K-State researchers take groundbreaking approach to stopping stomach bug

By The Mercury

Kansas State University-led team is researching ways to stop the spread of norovirus, a contagious stomach illness that infects one in 15 Americans each year, according to the Centers for Disease Control and Prevention.

Kyeong-Ok Chang, associate professor of diagnostic medicine and pathobiology, is leading researchers as they develop an antiviral drug for market use. The team –  supported by a five-year $5.1 million National Institutes of Health grant — has identified and is further testing several protease inhibitors with potential for preventing and treating norovirus infection.

Norovirus is the most common form of viral gastroenteritis. It is often called the stomach bug because it causes vomiting and diarrhea for several days. A new Sydney strain of norovirus emerged last year and the Centers for Disease Control and Prevention recently reported that this new strain is now behind 60 percent of norovirus outbreaks.

“You can control infectious diseases by vaccinations, antibiotics for bacterial agents or antiviral drugs for viral agents,” said Chang, who has devoted his career to studying noroviruses and rotaviruses, another form of gastroenteritis. “We know that antibiotics and antiviral drugs are a tremendous help to human health. Our goal is to help the patient.”

There is currently no vaccine and no antiviral drug to combat norovirus, Chang said. While several organizations are researching vaccine development, Chang’s research team is one of the leading groups studying antiviral drugs as a way to treat norovirus.

“The main focus of our research is antiviral drugs because public awareness to norovirus outbreaks is increasing and so is the demand for ways to control norovirus infection,” Chang said. “Our team is one of a few groups that have pioneered antiviral drug development in the norovirus field.”

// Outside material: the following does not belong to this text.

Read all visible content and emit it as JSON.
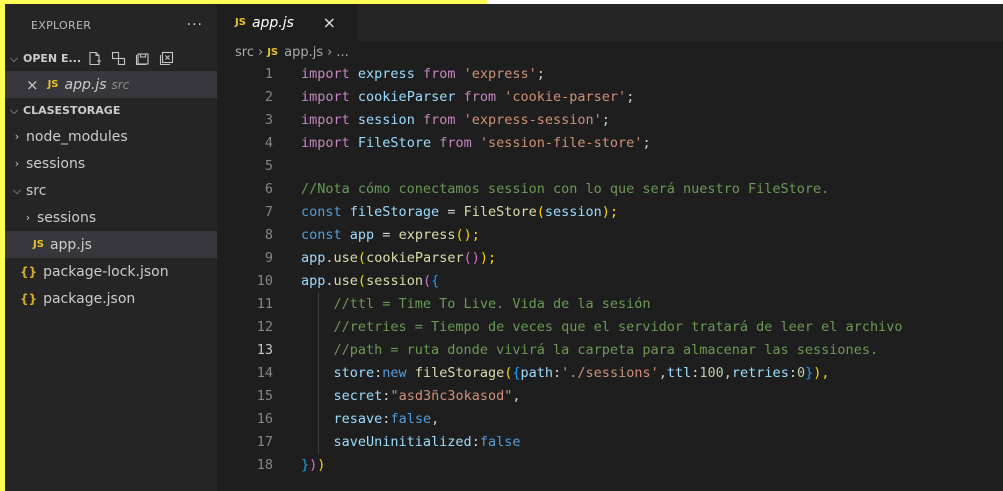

Research collaborators at Kansas State University include Duy Hua, a university distinguished professor of chemistry, and Yunjeong Kim, research assistant professor of diagnostic medicine and pathobiology. Other collaborators include William Groutas, a distinguished professor of chemistry at Wichita State University; and Linda Saif, a distinguished professor in the department of veterinary preventive medicine’s food animal health research program at Ohio State University.

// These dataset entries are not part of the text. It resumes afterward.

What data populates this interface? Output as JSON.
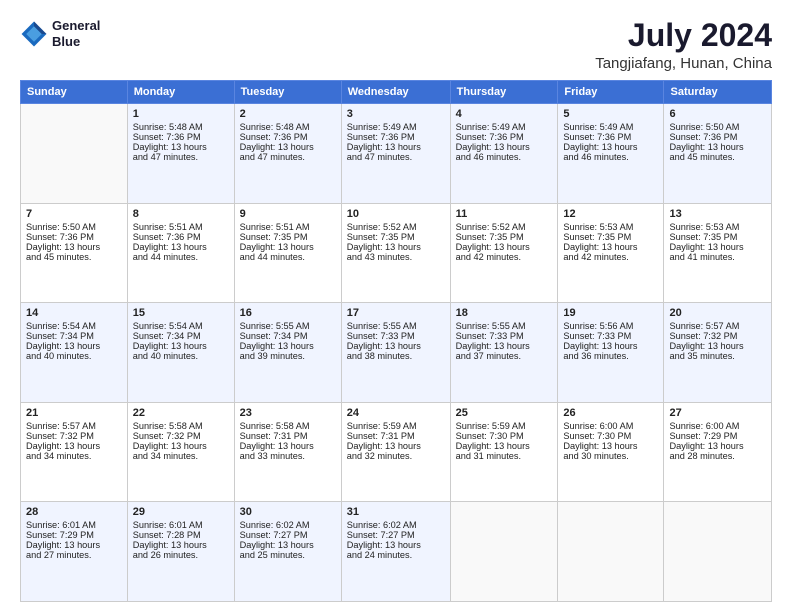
{
  "header": {
    "logo_line1": "General",
    "logo_line2": "Blue",
    "main_title": "July 2024",
    "subtitle": "Tangjiafang, Hunan, China"
  },
  "weekdays": [
    "Sunday",
    "Monday",
    "Tuesday",
    "Wednesday",
    "Thursday",
    "Friday",
    "Saturday"
  ],
  "weeks": [
    [
      {
        "day": "",
        "text": ""
      },
      {
        "day": "1",
        "text": "Sunrise: 5:48 AM\nSunset: 7:36 PM\nDaylight: 13 hours\nand 47 minutes."
      },
      {
        "day": "2",
        "text": "Sunrise: 5:48 AM\nSunset: 7:36 PM\nDaylight: 13 hours\nand 47 minutes."
      },
      {
        "day": "3",
        "text": "Sunrise: 5:49 AM\nSunset: 7:36 PM\nDaylight: 13 hours\nand 47 minutes."
      },
      {
        "day": "4",
        "text": "Sunrise: 5:49 AM\nSunset: 7:36 PM\nDaylight: 13 hours\nand 46 minutes."
      },
      {
        "day": "5",
        "text": "Sunrise: 5:49 AM\nSunset: 7:36 PM\nDaylight: 13 hours\nand 46 minutes."
      },
      {
        "day": "6",
        "text": "Sunrise: 5:50 AM\nSunset: 7:36 PM\nDaylight: 13 hours\nand 45 minutes."
      }
    ],
    [
      {
        "day": "7",
        "text": "Sunrise: 5:50 AM\nSunset: 7:36 PM\nDaylight: 13 hours\nand 45 minutes."
      },
      {
        "day": "8",
        "text": "Sunrise: 5:51 AM\nSunset: 7:36 PM\nDaylight: 13 hours\nand 44 minutes."
      },
      {
        "day": "9",
        "text": "Sunrise: 5:51 AM\nSunset: 7:35 PM\nDaylight: 13 hours\nand 44 minutes."
      },
      {
        "day": "10",
        "text": "Sunrise: 5:52 AM\nSunset: 7:35 PM\nDaylight: 13 hours\nand 43 minutes."
      },
      {
        "day": "11",
        "text": "Sunrise: 5:52 AM\nSunset: 7:35 PM\nDaylight: 13 hours\nand 42 minutes."
      },
      {
        "day": "12",
        "text": "Sunrise: 5:53 AM\nSunset: 7:35 PM\nDaylight: 13 hours\nand 42 minutes."
      },
      {
        "day": "13",
        "text": "Sunrise: 5:53 AM\nSunset: 7:35 PM\nDaylight: 13 hours\nand 41 minutes."
      }
    ],
    [
      {
        "day": "14",
        "text": "Sunrise: 5:54 AM\nSunset: 7:34 PM\nDaylight: 13 hours\nand 40 minutes."
      },
      {
        "day": "15",
        "text": "Sunrise: 5:54 AM\nSunset: 7:34 PM\nDaylight: 13 hours\nand 40 minutes."
      },
      {
        "day": "16",
        "text": "Sunrise: 5:55 AM\nSunset: 7:34 PM\nDaylight: 13 hours\nand 39 minutes."
      },
      {
        "day": "17",
        "text": "Sunrise: 5:55 AM\nSunset: 7:33 PM\nDaylight: 13 hours\nand 38 minutes."
      },
      {
        "day": "18",
        "text": "Sunrise: 5:55 AM\nSunset: 7:33 PM\nDaylight: 13 hours\nand 37 minutes."
      },
      {
        "day": "19",
        "text": "Sunrise: 5:56 AM\nSunset: 7:33 PM\nDaylight: 13 hours\nand 36 minutes."
      },
      {
        "day": "20",
        "text": "Sunrise: 5:57 AM\nSunset: 7:32 PM\nDaylight: 13 hours\nand 35 minutes."
      }
    ],
    [
      {
        "day": "21",
        "text": "Sunrise: 5:57 AM\nSunset: 7:32 PM\nDaylight: 13 hours\nand 34 minutes."
      },
      {
        "day": "22",
        "text": "Sunrise: 5:58 AM\nSunset: 7:32 PM\nDaylight: 13 hours\nand 34 minutes."
      },
      {
        "day": "23",
        "text": "Sunrise: 5:58 AM\nSunset: 7:31 PM\nDaylight: 13 hours\nand 33 minutes."
      },
      {
        "day": "24",
        "text": "Sunrise: 5:59 AM\nSunset: 7:31 PM\nDaylight: 13 hours\nand 32 minutes."
      },
      {
        "day": "25",
        "text": "Sunrise: 5:59 AM\nSunset: 7:30 PM\nDaylight: 13 hours\nand 31 minutes."
      },
      {
        "day": "26",
        "text": "Sunrise: 6:00 AM\nSunset: 7:30 PM\nDaylight: 13 hours\nand 30 minutes."
      },
      {
        "day": "27",
        "text": "Sunrise: 6:00 AM\nSunset: 7:29 PM\nDaylight: 13 hours\nand 28 minutes."
      }
    ],
    [
      {
        "day": "28",
        "text": "Sunrise: 6:01 AM\nSunset: 7:29 PM\nDaylight: 13 hours\nand 27 minutes."
      },
      {
        "day": "29",
        "text": "Sunrise: 6:01 AM\nSunset: 7:28 PM\nDaylight: 13 hours\nand 26 minutes."
      },
      {
        "day": "30",
        "text": "Sunrise: 6:02 AM\nSunset: 7:27 PM\nDaylight: 13 hours\nand 25 minutes."
      },
      {
        "day": "31",
        "text": "Sunrise: 6:02 AM\nSunset: 7:27 PM\nDaylight: 13 hours\nand 24 minutes."
      },
      {
        "day": "",
        "text": ""
      },
      {
        "day": "",
        "text": ""
      },
      {
        "day": "",
        "text": ""
      }
    ]
  ]
}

Each scientist on the team is contributing expertise to the norovirus drug development project. Hua and Groutas are medicinal chemists and are synthesizing compounds specifically designed to bind a virus protein that is essential for virus survival. Chang and Kim are virologists and are testing those compounds in enzyme assays and cell-based assays to determine their effects on the virus. Saif is a virologist and also tests compounds.